Caius fühlte, wie Fastrada ihre Fingernägel in seine Schulter krallte, sein Blick hastete hin und her. Die Legionäre rückten weiter vor, Schritt für Schritt. Caius gefror das Blut in den Adern. Reiter stürzten sich ins Getümmel, eine silberne Gesichtsmaske blitzte auf und verschwand sofort wieder. Dann ließ der Lärm allmählich nach. Die Germanen zogen sich, von wilden Flüchen begleitet, zurück. Einige Legionäre schienen sofort die Verfolgung aufnehmen zu wollen, doch scharfe Befehle sorgten dafür, dass die Linie geschlossen blieb.
Während Verwundete nach hinten durchgereicht wurden, kam ein berittener Soldat angaloppiert, brachte sein Pferd neben Caius zum Stehen und ließ sich aus dem Sattel gleiten.
Es war Silanus. »Wir sind völlig eingekeilt!«, schrie er keuchend. »Vor uns ist alles voll von diesen Wilden, sie haben da einen mächtigen Erdwall aufgeschüttet. Als die Vorhut gerade vorbei war, sind sie dahinter vorgestürmt und haben die ersten beiden Kohorten vollständig niedergemacht.«
»Einen Erdwall mitten im Wald?«, fragte Caius.
»Ja«, sagte Silanus, dessen Atem sich langsam beruhigte. »Hübsch mit Palisade, Wassergraben und ein paar Tordurchlässen. So, wie sie es von uns gelernt haben. Ziemlich gute Arbeit. Wir sitzen in der Falle. Es werden immer mehr.«
»Dann gehen wir alle unter«, sagte Caius tonlos.
Silanus ging nicht darauf ein. »Varus will dich sprechen«, sagte er unvermittelt.
»Der Statthalter?«
»Der Statthalter«, wiederholte Silanus. »Wenn wir ihn noch so nennen wollen, nachdem seine Provinz in den letzten Tagen etwas geschrumpft ist.« Er blickte sich um und begann auf einmal zu lachen. »Dramatisch geschrumpft. Ich würde sagen, so breit wie dieser Waldweg und vielleicht noch vier Meilen lang. Der Rest ist wieder, was er immer gewesen ist: Barbarenland.«
»Was will Varus von mir?«
»Ich glaube, er möchte deine guten Beziehungen zu unseren Gegnern nutzen«, sagte Silanus und zwinkerte ihm verschwörerisch zu.

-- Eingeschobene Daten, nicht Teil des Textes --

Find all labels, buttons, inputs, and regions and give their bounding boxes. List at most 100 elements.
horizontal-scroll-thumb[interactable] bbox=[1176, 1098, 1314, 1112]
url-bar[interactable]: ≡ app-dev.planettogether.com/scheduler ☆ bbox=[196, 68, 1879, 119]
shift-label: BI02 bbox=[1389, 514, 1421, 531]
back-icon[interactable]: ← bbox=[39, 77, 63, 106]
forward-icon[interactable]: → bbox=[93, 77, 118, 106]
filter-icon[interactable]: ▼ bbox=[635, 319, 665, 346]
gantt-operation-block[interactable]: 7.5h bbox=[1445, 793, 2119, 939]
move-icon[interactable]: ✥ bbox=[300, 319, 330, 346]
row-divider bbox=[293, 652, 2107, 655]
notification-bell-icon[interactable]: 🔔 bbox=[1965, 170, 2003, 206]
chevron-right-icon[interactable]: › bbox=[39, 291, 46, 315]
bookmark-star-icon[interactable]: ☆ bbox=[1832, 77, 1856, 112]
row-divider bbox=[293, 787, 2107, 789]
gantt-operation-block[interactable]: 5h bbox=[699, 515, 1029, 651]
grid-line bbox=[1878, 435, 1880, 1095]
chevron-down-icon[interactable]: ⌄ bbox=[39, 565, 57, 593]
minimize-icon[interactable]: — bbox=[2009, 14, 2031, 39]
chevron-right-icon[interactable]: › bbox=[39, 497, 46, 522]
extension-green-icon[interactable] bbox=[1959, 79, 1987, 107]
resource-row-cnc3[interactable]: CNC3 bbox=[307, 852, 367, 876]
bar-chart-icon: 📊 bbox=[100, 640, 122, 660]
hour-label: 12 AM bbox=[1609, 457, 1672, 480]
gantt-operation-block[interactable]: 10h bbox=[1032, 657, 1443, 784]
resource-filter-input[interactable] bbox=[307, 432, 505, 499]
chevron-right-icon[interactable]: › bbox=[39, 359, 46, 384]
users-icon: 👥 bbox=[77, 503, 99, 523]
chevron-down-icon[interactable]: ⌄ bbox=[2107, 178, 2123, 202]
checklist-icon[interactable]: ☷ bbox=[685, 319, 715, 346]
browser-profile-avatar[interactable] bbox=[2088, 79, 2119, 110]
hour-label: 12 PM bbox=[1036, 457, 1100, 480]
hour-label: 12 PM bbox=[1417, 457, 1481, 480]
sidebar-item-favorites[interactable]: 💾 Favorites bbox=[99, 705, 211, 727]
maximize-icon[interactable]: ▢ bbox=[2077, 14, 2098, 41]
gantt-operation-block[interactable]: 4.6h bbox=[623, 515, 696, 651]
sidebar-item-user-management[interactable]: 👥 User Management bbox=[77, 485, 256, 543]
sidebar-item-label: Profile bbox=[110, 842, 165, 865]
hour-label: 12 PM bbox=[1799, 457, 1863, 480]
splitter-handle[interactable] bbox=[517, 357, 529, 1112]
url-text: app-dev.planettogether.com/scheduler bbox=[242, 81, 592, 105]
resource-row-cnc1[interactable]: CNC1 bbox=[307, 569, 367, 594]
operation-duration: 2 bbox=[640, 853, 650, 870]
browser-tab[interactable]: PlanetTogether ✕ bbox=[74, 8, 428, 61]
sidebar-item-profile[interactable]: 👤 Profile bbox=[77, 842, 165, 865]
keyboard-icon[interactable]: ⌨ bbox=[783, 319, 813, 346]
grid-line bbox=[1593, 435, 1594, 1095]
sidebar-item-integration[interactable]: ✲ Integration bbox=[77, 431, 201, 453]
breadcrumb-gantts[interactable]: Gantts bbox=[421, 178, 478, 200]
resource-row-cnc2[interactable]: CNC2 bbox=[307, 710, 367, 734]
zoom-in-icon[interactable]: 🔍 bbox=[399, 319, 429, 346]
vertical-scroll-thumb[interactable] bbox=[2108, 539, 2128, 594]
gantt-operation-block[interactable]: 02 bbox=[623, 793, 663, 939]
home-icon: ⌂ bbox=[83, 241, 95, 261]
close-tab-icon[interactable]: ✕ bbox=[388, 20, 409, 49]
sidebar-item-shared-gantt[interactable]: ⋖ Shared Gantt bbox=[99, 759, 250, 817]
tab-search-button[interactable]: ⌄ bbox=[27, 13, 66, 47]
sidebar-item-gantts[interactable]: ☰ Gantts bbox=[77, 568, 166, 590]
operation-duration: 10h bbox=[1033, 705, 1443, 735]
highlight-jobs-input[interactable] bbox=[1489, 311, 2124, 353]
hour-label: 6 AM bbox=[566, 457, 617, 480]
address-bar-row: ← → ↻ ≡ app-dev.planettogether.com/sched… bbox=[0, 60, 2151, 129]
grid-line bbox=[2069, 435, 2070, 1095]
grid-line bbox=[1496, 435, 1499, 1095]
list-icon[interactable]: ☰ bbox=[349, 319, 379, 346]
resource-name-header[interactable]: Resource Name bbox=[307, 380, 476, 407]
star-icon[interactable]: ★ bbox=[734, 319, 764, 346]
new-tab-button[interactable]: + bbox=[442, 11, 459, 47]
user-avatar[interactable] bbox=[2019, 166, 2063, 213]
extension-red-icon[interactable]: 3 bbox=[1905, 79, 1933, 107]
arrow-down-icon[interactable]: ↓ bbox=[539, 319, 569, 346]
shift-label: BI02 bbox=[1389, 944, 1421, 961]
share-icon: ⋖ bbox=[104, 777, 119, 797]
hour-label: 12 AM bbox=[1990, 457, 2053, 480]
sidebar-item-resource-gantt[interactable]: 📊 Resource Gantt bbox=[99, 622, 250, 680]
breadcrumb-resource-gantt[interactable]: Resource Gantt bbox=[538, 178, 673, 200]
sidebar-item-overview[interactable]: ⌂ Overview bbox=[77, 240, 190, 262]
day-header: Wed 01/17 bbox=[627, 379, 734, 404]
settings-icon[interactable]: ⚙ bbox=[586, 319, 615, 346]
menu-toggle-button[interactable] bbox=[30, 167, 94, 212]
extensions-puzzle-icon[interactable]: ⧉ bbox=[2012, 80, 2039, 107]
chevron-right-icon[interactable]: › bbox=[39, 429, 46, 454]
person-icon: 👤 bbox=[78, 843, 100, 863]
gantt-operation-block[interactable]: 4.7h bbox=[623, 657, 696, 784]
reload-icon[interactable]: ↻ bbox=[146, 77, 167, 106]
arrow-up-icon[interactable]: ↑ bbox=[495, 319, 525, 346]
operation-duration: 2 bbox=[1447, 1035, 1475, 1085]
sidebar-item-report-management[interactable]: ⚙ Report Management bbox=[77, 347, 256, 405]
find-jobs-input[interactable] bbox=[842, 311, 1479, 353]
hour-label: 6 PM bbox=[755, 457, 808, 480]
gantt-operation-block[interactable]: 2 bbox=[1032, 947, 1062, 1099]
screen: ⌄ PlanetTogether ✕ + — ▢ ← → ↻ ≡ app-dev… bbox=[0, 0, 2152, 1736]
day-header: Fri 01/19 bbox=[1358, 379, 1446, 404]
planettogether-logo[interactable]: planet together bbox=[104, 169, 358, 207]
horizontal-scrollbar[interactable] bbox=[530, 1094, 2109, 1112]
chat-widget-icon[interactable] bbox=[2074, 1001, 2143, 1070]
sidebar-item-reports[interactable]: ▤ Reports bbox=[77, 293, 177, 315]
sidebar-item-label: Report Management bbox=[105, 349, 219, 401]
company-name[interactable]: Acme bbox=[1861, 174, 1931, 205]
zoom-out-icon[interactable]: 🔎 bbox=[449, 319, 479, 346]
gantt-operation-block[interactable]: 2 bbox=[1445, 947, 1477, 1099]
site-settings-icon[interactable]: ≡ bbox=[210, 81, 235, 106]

Obwohl es Caius dämmerte, worum es ging, stellte er sich ahnungslos. »Will er mit Arminius verhandeln?«
»Was hätte denn der Knochen mit dem Hund zu verhandeln?«, fragte Silanus bissig zurück. »Nein. Er will, dass du etwas beiseiteschaffst. Ich weiß zwar nicht, was es ist. Aber es scheint ihm wichtiger zu sein als sein Leben. Du bist wohl der Einzige, dem er zutraut, damit über den Rhein zu kommen. Und jetzt los, bevor sie sich neu formiert haben. Dem nächsten Ansturm werden wir nicht mehr standhalten.«
Caius blickte zu Fastrada, die ihn auffordernd ansah. »Beeil dich«, sagte sie nur.
Caius stapfte über den vom Kampf aufgewühlten Waldboden, auf dem dicht an dicht Tote lagen. Die Reihen hatten sich aufgelöst. Soldaten standen in kleinen Gruppen herum und redeten aufgeregt durcheinander. Nach kurzer Zeit kam der Wagen des Statthalters in Sicht, der von einer Wache aus etwa hundert Prätorianern abgeschirmt wurde. Sie ließen ihn anstandslos passieren.
Ein Sklave hielt ihm den Schlag des großen Reisewagens auf und Caius kletterte über eine dreistufige Leiter hinein. Drinnen war es ziemlich dunkel.